This is a flavorful, quickly cooked dish with strong Asian influences. Perfect for when you’re in a hurry and feel like ordering Chinese take-away…it really doesn’t take much longer time to cook it than to make the order and pick it up / have it delivered (plus you know every single ingredient and it’s quality)! ;)
Maybe it’s blasphemy to the Chinese cuisine to call this dish a “wok” (as it’s rather fried in a regular pan than woked in a…wok), but I think it better describes the type of dish than anything else.
• 4 skinless Chicken breasts, cut into bite size pieces.
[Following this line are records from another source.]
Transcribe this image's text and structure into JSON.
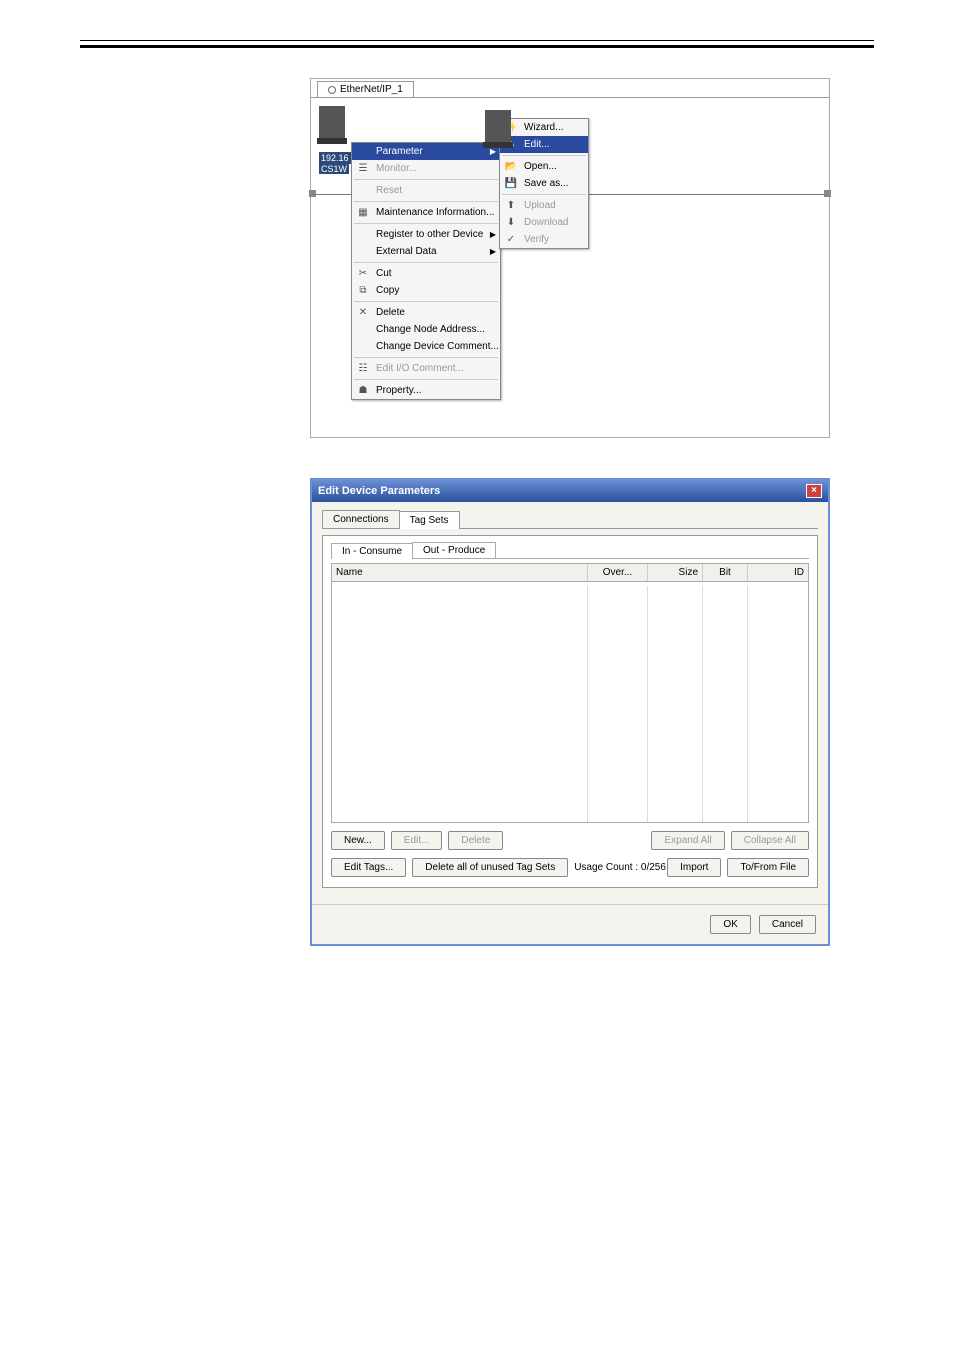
{
  "network_tab": "EtherNet/IP_1",
  "ip_top": "192.16",
  "ip_bottom": "CS1W",
  "ctx_menu": {
    "parameter": "Parameter",
    "monitor": "Monitor...",
    "reset": "Reset",
    "maint": "Maintenance Information...",
    "register": "Register to other Device",
    "external": "External Data",
    "cut": "Cut",
    "copy": "Copy",
    "delete": "Delete",
    "change_addr": "Change Node Address...",
    "change_comment": "Change Device Comment...",
    "edit_io": "Edit I/O Comment...",
    "property": "Property..."
  },
  "submenu": {
    "wizard": "Wizard...",
    "edit": "Edit...",
    "open": "Open...",
    "saveas": "Save as...",
    "upload": "Upload",
    "download": "Download",
    "verify": "Verify"
  },
  "dialog": {
    "title": "Edit Device Parameters",
    "tabs": {
      "connections": "Connections",
      "tagsets": "Tag Sets"
    },
    "subtabs": {
      "in": "In - Consume",
      "out": "Out - Produce"
    },
    "cols": {
      "name": "Name",
      "over": "Over...",
      "size": "Size",
      "bit": "Bit",
      "id": "ID"
    },
    "btn_new": "New...",
    "btn_edit": "Edit...",
    "btn_delete": "Delete",
    "btn_expand": "Expand All",
    "btn_collapse": "Collapse All",
    "btn_edittags": "Edit Tags...",
    "btn_delall": "Delete all of unused Tag Sets",
    "usage": "Usage Count :  0/256",
    "btn_import": "Import",
    "btn_tofrom": "To/From File",
    "btn_ok": "OK",
    "btn_cancel": "Cancel"
  }
}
• 2 Onions, cut in halves then thinly sliced.
• 1 head Romaine Lettuce, cut into stripes.
• 3 cloves of Garlic, minced.
• 1/4 cup Sesame Seeds.
• 2 tbsp Coconut Aminos or Tamari.
• 2 tbsp Roasted Sesame Seed Oil.(See comments section below for reason.)
• 1 2-3 tbsp virgin Coconut Oil.
• Salt and crushed Black Pepper (to taste).
Heat up a dry frying pan and roast the sesame seeds until they start to take on a light brown color and the kitchen is filled with a wonderful, nutty, aroma.
Put them in a bowl and set aside.
Add the coconut oil to the pan, and fry the chicken with salt and pepper until it’s got a bit of color.
Add the onions and garlic, and keep frying until the onions have softened, then stir in the coconut aminos/tamari and sesame seed oil.
Finally add the romaine lettuce and most of the roasted sesame seeds, and fry while tossing and mixing until the lettuce has softened and the sesame seeds are evenly attached to all components in the pan.
Put it in bowls, sprinkle the roasted sesame seeds you left on top, serve and enjoy!